A website designed to foster discussion and to employ the canons of New Testament textual criticism to determine the earliest form of the transmitted text of the New Testament through a systematic study of every difference between the Nestle-Aland Novum Testamentum graece (28th ed., 2012) and the Robinson-Pierpont The New Testament in the Original Greek: Byzantine Textform (2005).

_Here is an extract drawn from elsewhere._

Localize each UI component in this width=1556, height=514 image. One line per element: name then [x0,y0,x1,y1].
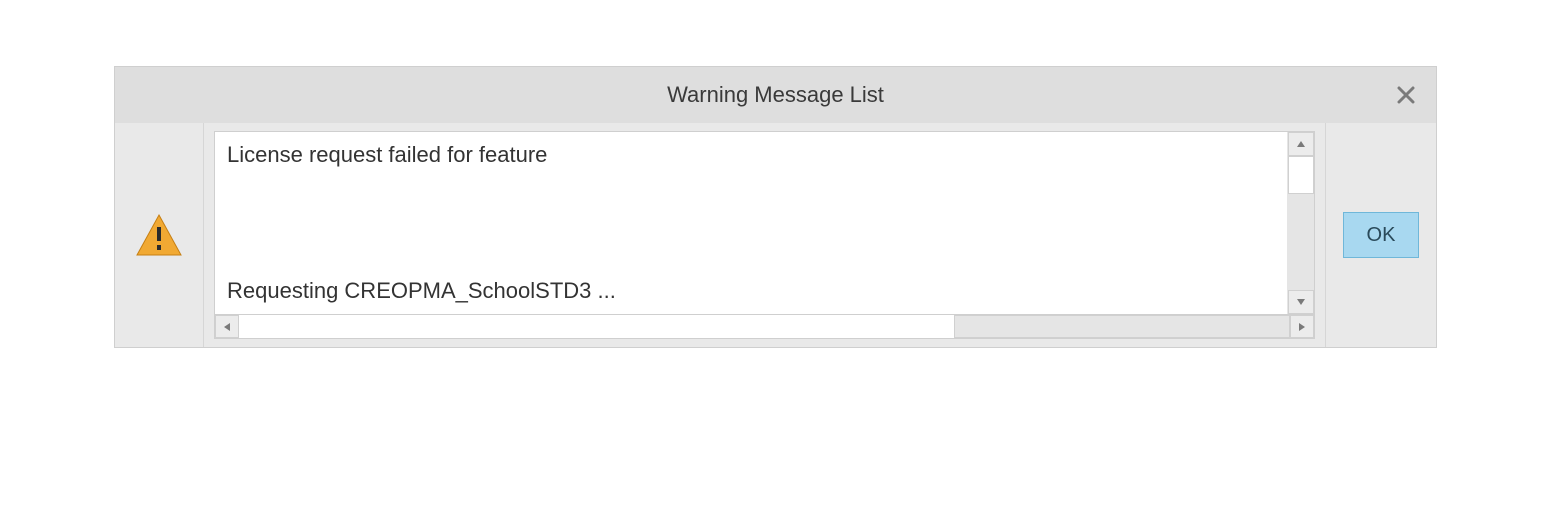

Wednesday, November 16, 2011
Matt 5:39 ραπισει επι
Some witnesses (ℵ* B W Σ pc) have the more vivid present tense with a different preposition (ραπιζει εις) instead of the future ραπισει with επι as in most witnesses (including D L Θ f1.13 892 1006 1506 mae1 bo). The variations ραπισει/ραπιζει and επι/εις could have arisen through attempted repair of a common transcriptional error, namely, the scribe skipping the six letters after "ραπι" due to the identical letters that make up the end of επι. Meyer's suggestion (110) that the future ραπισει is a conformation to 5:41 is unlikely, since it is at least equally possible that a scribe merely wanted to enliven the expression, conform the tense to previous usage (5:29, 30, 32, 36), or both. Furthermore, the preposition εις would have garnered sympathy over επι due to the following accusative case, when the genitive case following ραπιζω + επι was rather to be expected as in classical usage (cf. Bloomfield, GNT, 1:37). Not unsurprisingly, a few manuscripts (ℵ* D W Θ 700 892 2542 pc) also read εις instead of επι in the parallel passage of Luke 6:29. There is altogether little reason to abandon the reading of most witnesses which likely reflects intentional authorial conformity within the paragraph, namely, οστις σε ραπισει . . . οστις σε αγγαρευσει . . . . Cf. also the notes on Matt 4:5 ιστησιν and Matt 4:9 λεγει.